Very few women consume four or more drinks per day during pregnancy. Therefore, a major strength of our study was identifying 96 such women during pregnancy from an unselected population. Furthermore, we limited the problems of recall bias and underreporting by determining alcohol intake before delivery and validating questionnaire responses by home visit.

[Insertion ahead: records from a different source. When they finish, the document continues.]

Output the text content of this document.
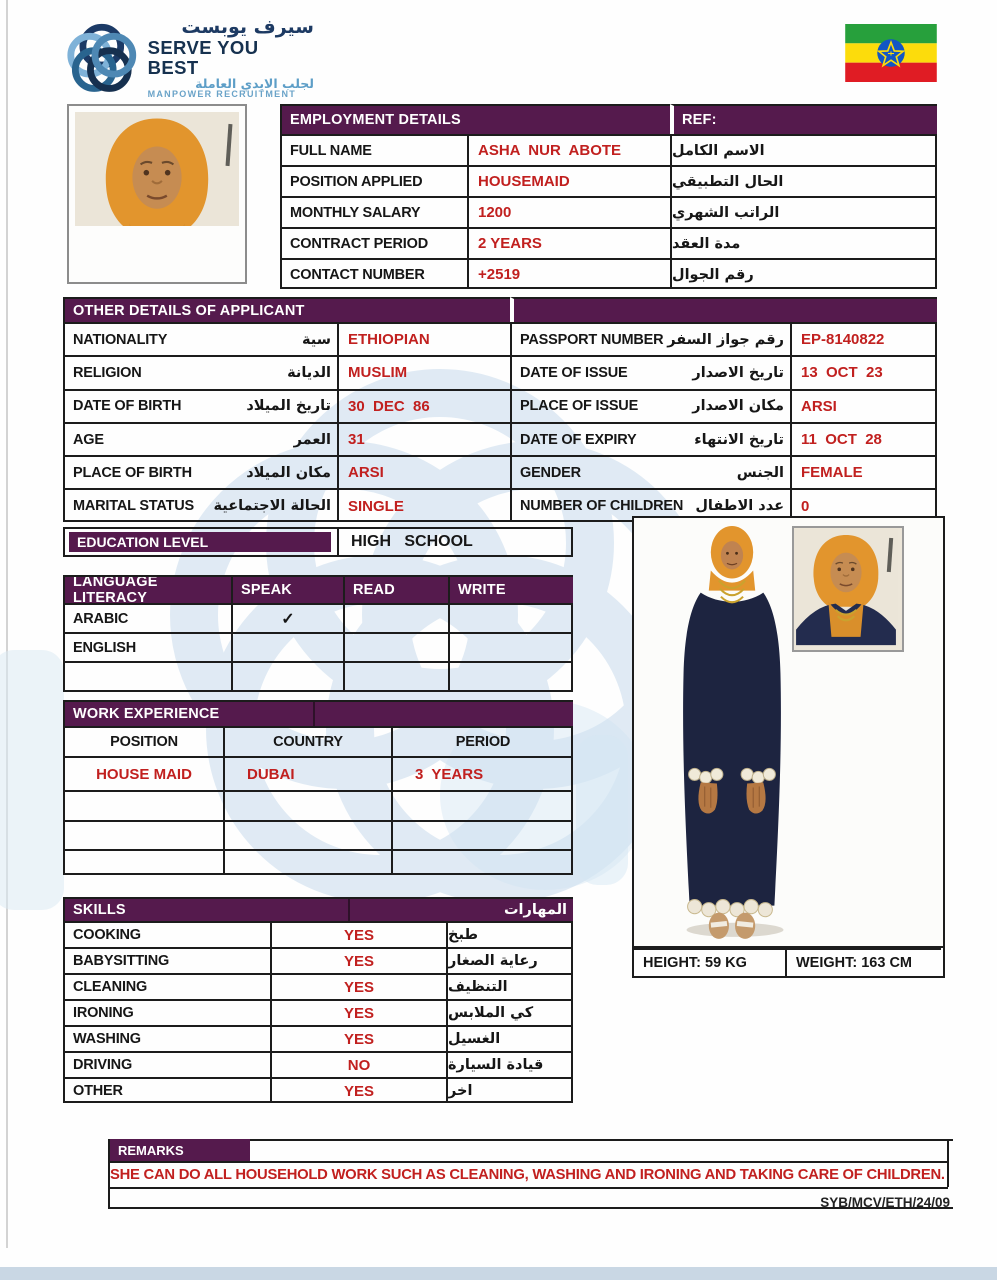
سيرف يوبست
SERVE YOU BEST
لجلب الايدي العاملة
MANPOWER RECRUITMENT
EMPLOYMENT DETAILS	REF:
FULL NAME	ASHA  NUR  ABOTE	الاسم الكامل
POSITION APPLIED	HOUSEMAID	الحال التطبيقي
MONTHLY SALARY	1200	الراتب الشهري
CONTRACT PERIOD	2 YEARS	مدة العقد
CONTACT NUMBER	+2519	رقم الجوال
OTHER DETAILS OF APPLICANT
NATIONALITY	سية	ETHIOPIAN	PASSPORT NUMBER رقم جواز السفر	EP-8140822
RELIGION	الديانة	MUSLIM	DATE OF ISSUE	تاريخ الاصدار	13  OCT  23
DATE OF BIRTH	تاريخ الميلاد	30  DEC  86	PLACE OF ISSUE	مكان الاصدار	ARSI
AGE	العمر	31	DATE OF EXPIRY	تاريخ الانتهاء	11  OCT  28
PLACE OF BIRTH	مكان الميلاد	ARSI	GENDER	الجنس	FEMALE
MARITAL STATUS الحالة الاجتماعية	SINGLE	NUMBER OF CHILDREN عدد الاطفال	0
EDUCATION LEVEL	HIGH   SCHOOL
LANGUAGE LITERACY	SPEAK	READ	WRITE
ARABIC	✓
ENGLISH
WORK EXPERIENCE
POSITION	COUNTRY	PERIOD
HOUSE MAID	DUBAI	3  YEARS
SKILLS	المهارات
COOKING	YES	طبخ
BABYSITTING	YES	رعاية الصغار
CLEANING	YES	التنظيف
IRONING	YES	كي الملابس
WASHING	YES	الغسيل
DRIVING	NO	قيادة السيارة
OTHER	YES	اخر
HEIGHT: 59 KG	WEIGHT: 163 CM
REMARKS
SHE CAN DO ALL HOUSEHOLD WORK SUCH AS CLEANING, WASHING AND IRONING AND TAKING CARE OF CHILDREN.
SYB/MCV/ETH/24/09
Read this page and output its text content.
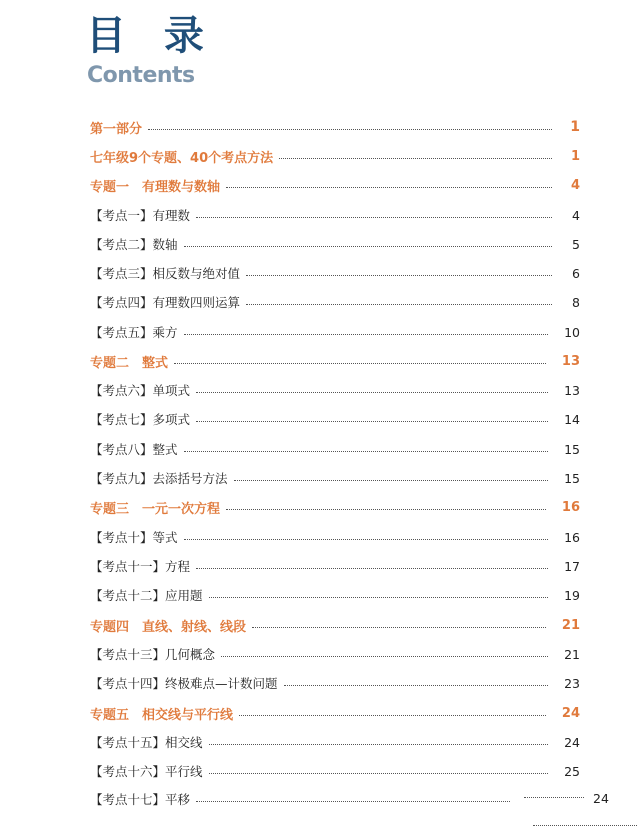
目 录
Contents
第一部分	1
七年级9个专题、40个考点方法	1
专题一　有理数与数轴	4
【考点一】有理数	4
【考点二】数轴	5
【考点三】相反数与绝对值	6
【考点四】有理数四则运算	8
【考点五】乘方	10
专题二　整式	13
【考点六】单项式	13
【考点七】多项式	14
【考点八】整式	15
【考点九】去添括号方法	15
专题三　一元一次方程	16
【考点十】等式	16
【考点十一】方程	17
【考点十二】应用题	19
专题四　直线、射线、线段	21
【考点十三】几何概念	21
【考点十四】终极难点—计数问题	23
专题五　相交线与平行线	24
【考点十五】相交线	24
【考点十六】平行线	25
【考点十七】平移	24
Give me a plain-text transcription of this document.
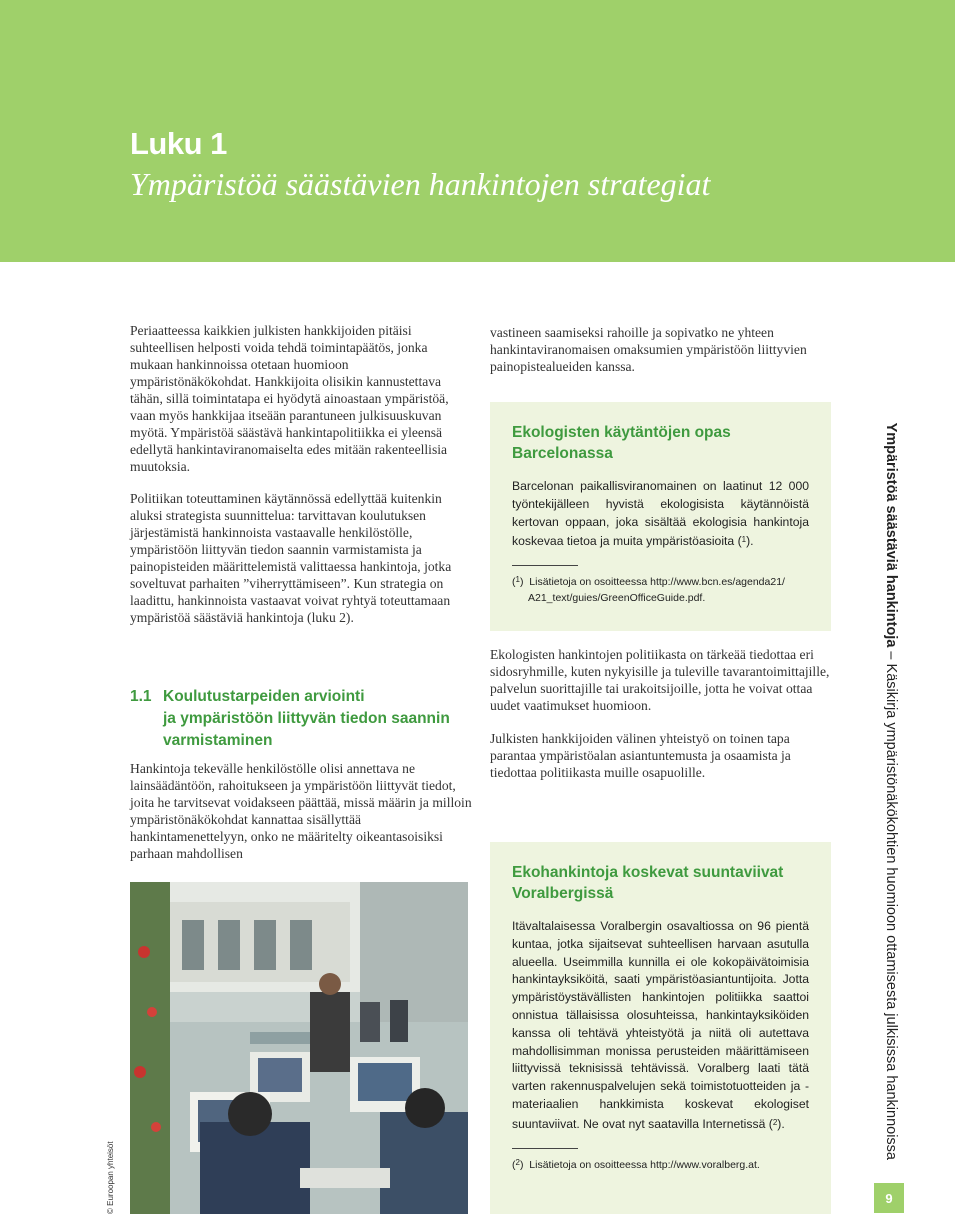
Luku 1
Ympäristöä säästävien hankintojen strategiat

Periaatteessa kaikkien julkisten hankkijoiden pitäisi suhteellisen helposti voida tehdä toimintapäätös, jonka mukaan hankinnoissa otetaan huomioon ympäristönäkökohdat. Hankkijoita olisikin kannustettava tähän, sillä toimintatapa ei hyödytä ainoastaan ympäristöä, vaan myös hankkijaa itseään parantuneen julkisuuskuvan myötä. Ympäristöä säästävä hankintapolitiikka ei yleensä edellytä hankintaviranomaiselta edes mitään rakenteellisia muutoksia.

Politiikan toteuttaminen käytännössä edellyttää kuitenkin aluksi strategista suunnittelua: tarvittavan koulutuksen järjestämistä hankinnoista vastaavalle henkilöstölle, ympäristöön liittyvän tiedon saannin varmistamista ja painopisteiden määrittelemistä valittaessa hankintoja, jotka soveltuvat parhaiten ”viherryttämiseen”. Kun strategia on laadittu, hankinnoista vastaavat voivat ryhtyä toteuttamaan ympäristöä säästäviä hankintoja (luku 2).

1.1 Koulutustarpeiden arviointi
ja ympäristöön liittyvän tiedon saannin
varmistaminen

Hankintoja tekevälle henkilöstölle olisi annettava ne lainsäädäntöön, rahoitukseen ja ympäristöön liittyvät tiedot, joita he tarvitsevat voidakseen päättää, missä määrin ja milloin ympäristönäkökohdat kannattaa sisällyttää hankintamenettelyyn, onko ne määritelty oikeantasoisiksi parhaan mahdollisen

© Euroopan yhteisöt

vastineen saamiseksi rahoille ja sopivatko ne yhteen hankintaviranomaisen omaksumien ympäristöön liittyvien painopistealueiden kanssa.

Ekologisten käytäntöjen opas
Barcelonassa

Barcelonan paikallisviranomainen on laatinut 12 000 työntekijälleen hyvistä ekologisista käytännöistä kertovan oppaan, joka sisältää ekologisia hankintoja koskevaa tietoa ja muita ympäristöasioita ($^1$).

($^1$)  Lisätietoja on osoitteessa http://www.bcn.es/agenda21/
A21_text/guies/GreenOfficeGuide.pdf.

Ekologisten hankintojen politiikasta on tärkeää tiedottaa eri sidosryhmille, kuten nykyisille ja tuleville tavarantoimittajille, palvelun suorittajille tai urakoitsijoille, jotta he voivat ottaa uudet vaatimukset huomioon.

Julkisten hankkijoiden välinen yhteistyö on toinen tapa parantaa ympäristöalan asiantuntemusta ja osaamista ja tiedottaa politiikasta muille osapuolille.

Ekohankintoja koskevat suuntaviivat
Voralbergissä

Itävaltalaisessa Voralbergin osavaltiossa on 96 pientä kuntaa, jotka sijaitsevat suhteellisen harvaan asutulla alueella. Useimmilla kunnilla ei ole kokopäivätoimisia hankintayksiköitä, saati ympäristöasiantuntijoita. Jotta ympäristöystävällisten hankintojen politiikka saattoi onnistua tällaisissa olosuhteissa, hankintayksiköiden kanssa oli tehtävä yhteistyötä ja niitä oli autettava mahdollisimman monissa perusteiden määrittämiseen liittyvissä teknisissä tehtävissä. Voralberg laati tätä varten rakennuspalvelujen sekä toimistotuotteiden ja -materiaalien hankkimista koskevat ekologiset suuntaviivat. Ne ovat nyt saatavilla Internetissä ($^2$).

($^2$)  Lisätietoja on osoitteessa http://www.voralberg.at.
Ympäristöä säästäviä hankintoja – Käsikirja ympäristönäkökohtien huomioon ottamisesta julkisissa hankinnoissa
9
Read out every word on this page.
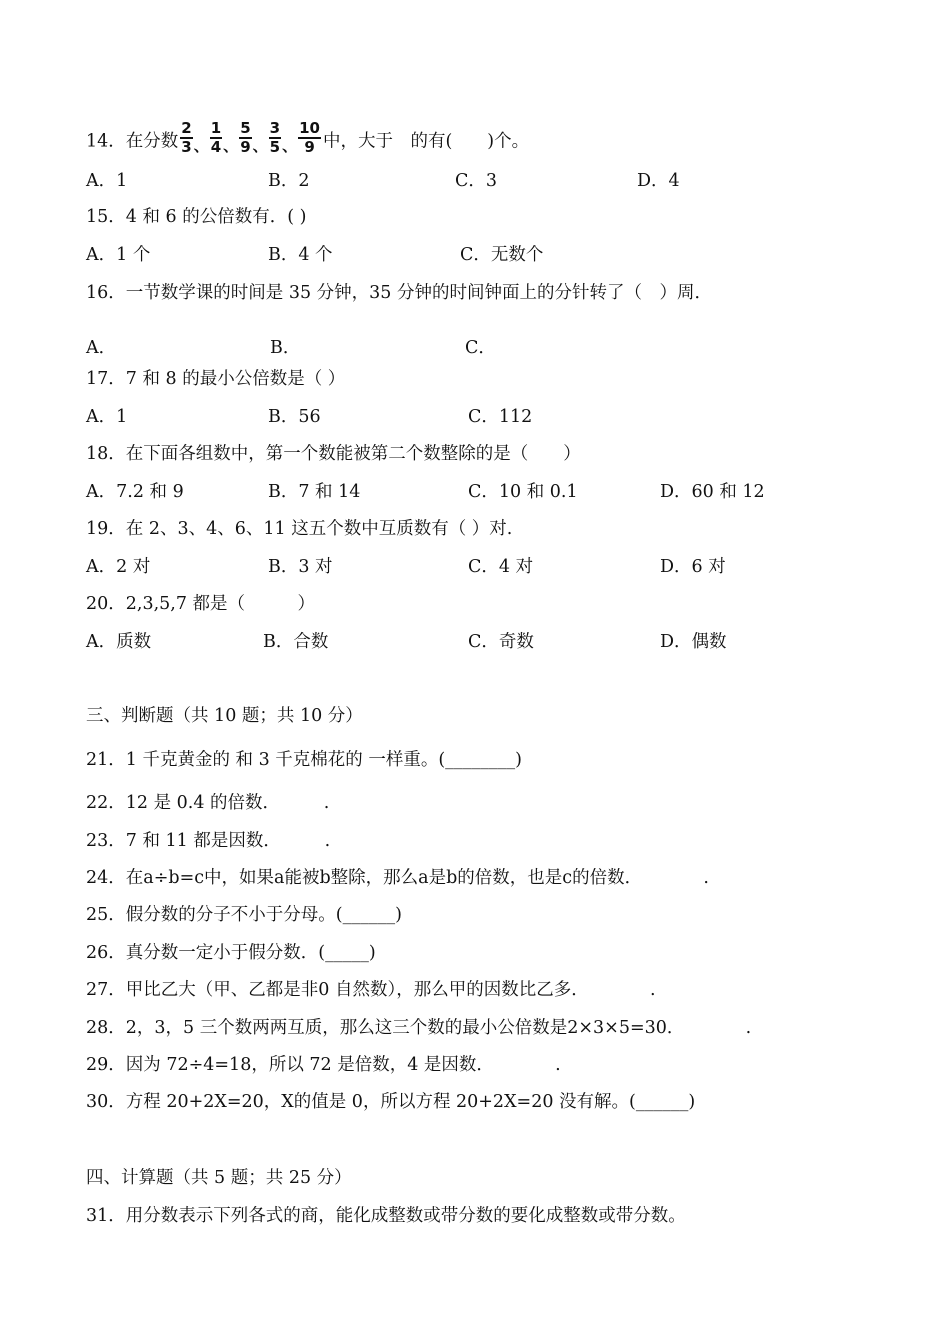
14．在分数 $\frac{2}{3}$ 、 $\frac{1}{4}$ 、 $\frac{5}{9}$ 、 $\frac{3}{5}$ 、 $\frac{10}{9}$ 中，大于　的有(　　)个。
A．1	B．2	C．3	D．4
15．4 和 6 的公倍数有．( )
A．1 个	B．4 个	C．无数个
16．一节数学课的时间是 35 分钟，35 分钟的时间钟面上的分针转了（　）周．
A．	B．	C．
17．7 和 8 的最小公倍数是（ ）
A．1	B．56	C．112
18．在下面各组数中，第一个数能被第二个数整除的是（　　）
A．7.2 和 9	B．7 和 14	C．10 和 0.1	D．60 和 12
19．在 2、3、4、6、11 这五个数中互质数有（ ）对.
A．2 对	B．3 对	C．4 对	D．6 对
20．2,3,5,7 都是（　　　）
A．质数	B．合数	C．奇数	D．偶数
三、判断题（共 10 题；共 10 分）
21．1 千克黄金的 和 3 千克棉花的 一样重。(________)
22．12 是 0.4 的倍数．　　　.
23．7 和 11 都是因数．　　　.
24．在a÷b=c中，如果a能被b整除，那么a是b的倍数，也是c的倍数．　　　　.
25．假分数的分子不小于分母。(______)
26．真分数一定小于假分数．(_____)
27．甲比乙大（甲、乙都是非0 自然数），那么甲的因数比乙多．　　　　.
28．2，3，5 三个数两两互质，那么这三个数的最小公倍数是2×3×5=30．　　　　.
29．因为 72÷4=18，所以 72 是倍数，4 是因数．　　　　.
30．方程 20+2X=20，X的值是 0，所以方程 20+2X=20 没有解。(______)
四、计算题（共 5 题；共 25 分）
31．用分数表示下列各式的商，能化成整数或带分数的要化成整数或带分数。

Our results suggest that pregnancies complicated by exposure to high levels of alcohol may be at increased risk for ending in stillbirth but not preterm delivery and emphasize the need for other large-scale, prospective studies to resolve these issues.

Acknowledgements

This research was supported by the Intramural Research Program of the Eunice Kennedy Shriver National Institute of Child Health and Human Development.

Footnotes

Declaration of interest: The authors report no conflicts of interest. The authors alone are responsible for the content and writing of the paper.